Speaker
Description
The decommissioning stage is a challenge in licensing nuclear and radioactive installations worldwide. The decommissioning of radioisotope production facilities can generate tons of long-lived radioactive waste, requiring specific procedures for dismantling, demolition, packaging, and managing the radioactive waste generated. In Brazil, advances in the area of radioisotope production resulted in the publication of a recent regulatory framework for radioisotope production facilities with cyclotron accelerators, in which the decommissioning stage was considered from the construction stage, aiming at cost and radiological environmental impacts reduction, and sustainability. The regulatory framework establishes that, from the beginning of the project, a preliminary plan for withdrawing from the operation and adequate financial resources to cover the costs associated with the decommissioning, including the management of waste arising from this operation, also considering a possible premature decommissioning of the facility.

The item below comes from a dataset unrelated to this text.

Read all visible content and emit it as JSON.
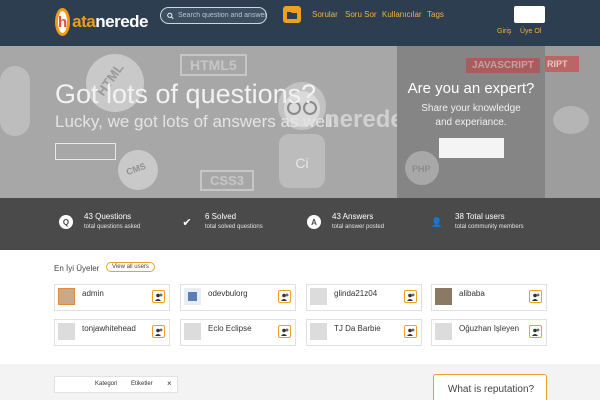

Furthermore, the project must describe the removal layer for decommissioning, computational estimates for the activation of concrete and equipment components, and justify the constructive aspects chosen about radiological impacts and complexity for future decommissioning. The assessment of factors related to decommissioning in the pre-operational stages of the licensing process is an excellent regulatory approach aimed at sustainability and cost reduction in the decommissioning of radioisotope production facilities.